For many immigrant women, having their breasts screened for cancer may come with many barriers.
Cultural norms, for example, may stop them from going to male practitioners, leading them to avoid any type of screening. Others may prevent women from examining themselves – a crucial step in early detection of breast cancer.
Because of these barriers, the Scarborough Breast Health Community Action Project has launched a new breast cancer program to improve participation for women who would otherwise have limited knowledge about the disease.
“[This project] is to educate those out there about breast screening and prevention for low-income and ethnic women,” says Joy D’Rozario, a primary healthcare nurse with West Hill Community Services.
That group is working on the project with St. Paul’s L’Amoreaux Centre as the lead agency – receiving $195,413 in funding from the Canadian Breast Cancer Foundation.
The funding will be used to implement early detection workshops, breast cancer awareness and prevention in places such as housing complexes, senior’s recreation centres and supportive housing throughout Scarborough.
According to Anne Crasto, of West Hill Community Services, the St. Paul’s L’Amoreaux Centre did this project before and found that specifically in the South Asian population, it wasn’t a practice in their own countries to have breast screening done. They also found language was a huge barrier.
“That’s why the initiative took place,” Crasto says. They have peer leaders speaking the language of the actual population.”

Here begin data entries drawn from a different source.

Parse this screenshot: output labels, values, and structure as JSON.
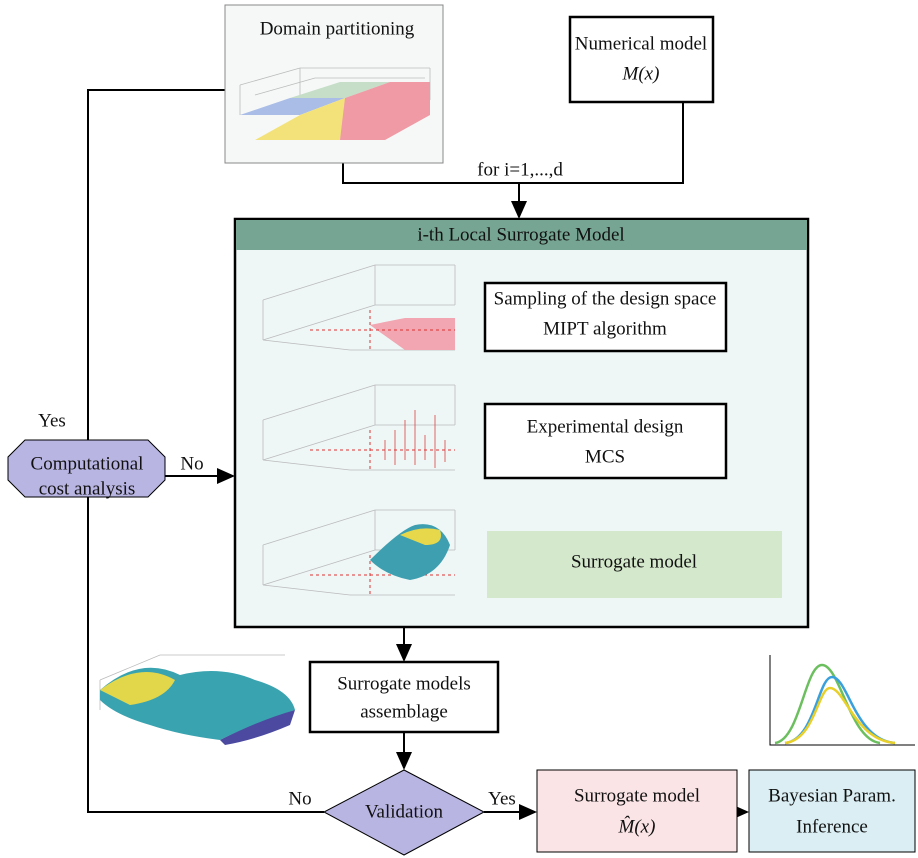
{
  "header": {
    "partition": "Domain partitioning",
    "numerical_model": [
      "Numerical model",
      "M(x)"
    ],
    "loop": "for i=1,...,d"
  },
  "local_model": {
    "title": "i-th Local Surrogate Model",
    "steps": [
      [
        "Sampling of the design space",
        "MIPT algorithm"
      ],
      [
        "Experimental design",
        "MCS"
      ],
      [
        "Surrogate model"
      ]
    ]
  },
  "cost_analysis": {
    "label": [
      "Computational",
      "cost analysis"
    ],
    "yes": "Yes",
    "no": "No"
  },
  "assemblage": [
    "Surrogate models",
    "assemblage"
  ],
  "validation": {
    "label": "Validation",
    "no": "No",
    "yes": "Yes"
  },
  "result": [
    "Surrogate model",
    "M̂(x)"
  ],
  "inference": [
    "Bayesian Param.",
    "Inference"
  ]
}
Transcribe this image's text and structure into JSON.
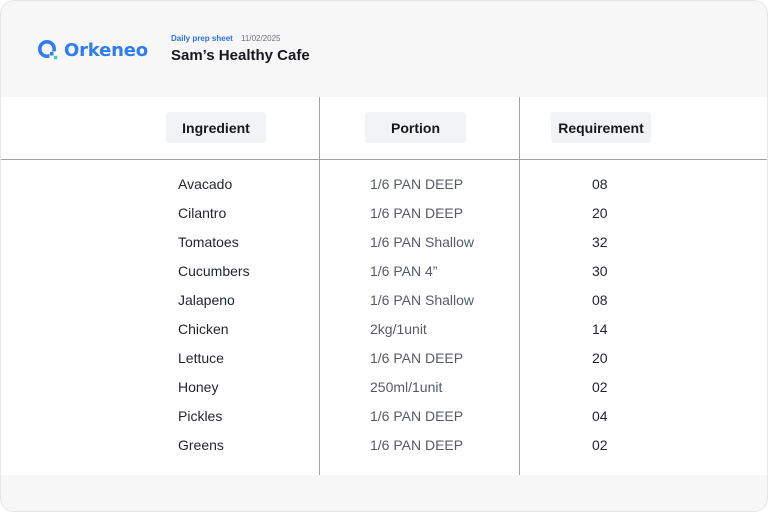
{
  "brand": {
    "name": "Orkeneo",
    "accent": "#2f7cf0",
    "icon": "orkeneo-logo-icon"
  },
  "header": {
    "sheet_label": "Daily prep sheet",
    "date": "11/02/2025",
    "restaurant": "Sam’s Healthy Cafe"
  },
  "table": {
    "columns": [
      "Ingredient",
      "Portion",
      "Requirement"
    ],
    "rows": [
      {
        "ingredient": "Avacado",
        "portion": "1/6 PAN DEEP",
        "requirement": "08"
      },
      {
        "ingredient": "Cilantro",
        "portion": "1/6 PAN DEEP",
        "requirement": "20"
      },
      {
        "ingredient": "Tomatoes",
        "portion": "1/6 PAN Shallow",
        "requirement": "32"
      },
      {
        "ingredient": "Cucumbers",
        "portion": "1/6 PAN 4”",
        "requirement": "30"
      },
      {
        "ingredient": "Jalapeno",
        "portion": "1/6 PAN Shallow",
        "requirement": "08"
      },
      {
        "ingredient": "Chicken",
        "portion": "2kg/1unit",
        "requirement": "14"
      },
      {
        "ingredient": "Lettuce",
        "portion": "1/6 PAN DEEP",
        "requirement": "20"
      },
      {
        "ingredient": "Honey",
        "portion": "250ml/1unit",
        "requirement": "02"
      },
      {
        "ingredient": "Pickles",
        "portion": "1/6 PAN DEEP",
        "requirement": "04"
      },
      {
        "ingredient": "Greens",
        "portion": "1/6 PAN DEEP",
        "requirement": "02"
      }
    ]
  }
}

The program targets immigrant and low-income women from Cantonese, Mandarin, English, Somali, Tamil and Urdu-speaking communities.

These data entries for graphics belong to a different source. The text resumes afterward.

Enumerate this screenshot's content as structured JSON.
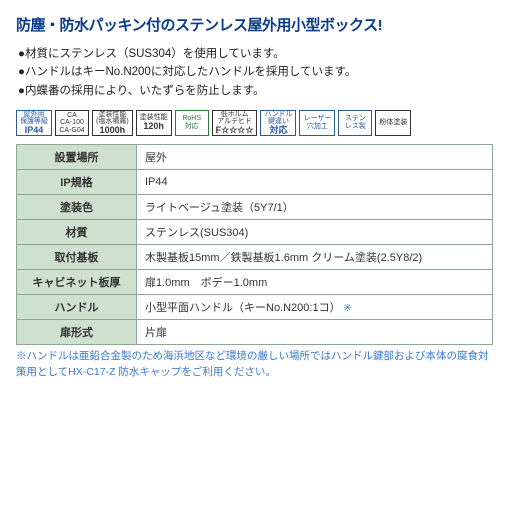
{
  "headline": "防塵・防水パッキン付のステンレス屋外用小型ボックス!",
  "bullets": [
    "●材質にステンレス（SUS304）を使用しています。",
    "●ハンドルはキーNo.N200に対応したハンドルを採用しています。",
    "●内蝶番の採用により、いたずらを防止します。"
  ],
  "badges": [
    {
      "line1": "屋外用",
      "line2": "保護等級",
      "big": "IP44",
      "cls": "blue"
    },
    {
      "line1": "CA",
      "line2": "CA-100",
      "line3": "CA-G04",
      "cls": ""
    },
    {
      "line1": "塗装性能",
      "line2": "(塩水噴霧)",
      "big": "1000h",
      "cls": ""
    },
    {
      "line1": "塗装性能",
      "line2": "",
      "big": "120h",
      "cls": ""
    },
    {
      "line1": "RoHS",
      "line2": "対応",
      "big": "",
      "cls": "green"
    },
    {
      "line1": "低ホルム",
      "line2": "アルデヒド",
      "big": "F☆☆☆☆",
      "cls": ""
    },
    {
      "line1": "ハンドル",
      "line2": "鍵違い",
      "big": "対応",
      "cls": "blue"
    },
    {
      "line1": "レーザー",
      "line2": "穴加工",
      "big": "",
      "cls": "blue"
    },
    {
      "line1": "ステン",
      "line2": "レス製",
      "big": "",
      "cls": "blue"
    },
    {
      "line1": "粉体塗装",
      "line2": "",
      "big": "",
      "cls": ""
    }
  ],
  "spec": [
    {
      "label": "設置場所",
      "value": "屋外"
    },
    {
      "label": "IP規格",
      "value": "IP44"
    },
    {
      "label": "塗装色",
      "value": "ライトベージュ塗装（5Y7/1）"
    },
    {
      "label": "材質",
      "value": "ステンレス(SUS304)"
    },
    {
      "label": "取付基板",
      "value": "木製基板15mm／鉄製基板1.6mm クリーム塗装(2.5Y8/2)"
    },
    {
      "label": "キャビネット板厚",
      "value": "扉1.0mm　ボデー1.0mm"
    },
    {
      "label": "ハンドル",
      "value": "小型平面ハンドル（キーNo.N200:1コ）",
      "note": true
    },
    {
      "label": "扉形式",
      "value": "片扉"
    }
  ],
  "footnote": "※ハンドルは亜鉛合金製のため海浜地区など環境の厳しい場所ではハンドル鍵部および本体の腐食対策用としてHX-C17-Z 防水キャップをご利用ください。"
}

Crasto says they intend to ” use individuals who are peer leaders in their own communities and cultural backgrounds to teach them as well as escort them for specific screening.”
The staff at West Hill Community Services comes from diverse backgrounds and cultures.
“We will be helping with advice, support and promoting the project and we will probably offer it to all our clients,” Crasto says.
“There is … sensitivity for some cultures in regards to gender,” says Crasto, pointing to the idea that some women would prefer to have a female practitioner helping them.
As well in some cultures, women from these communities don’t have themselves screened or know how to do self-examinations, for in their cultures they are not to touch themselves.
“It’s all about raising awareness and educating them in regards to this … for preventive reasons,” says Crasto. ” As soon as you raise that awareness in their families, that will be brought down and hopefully have a rippling effect with their children.”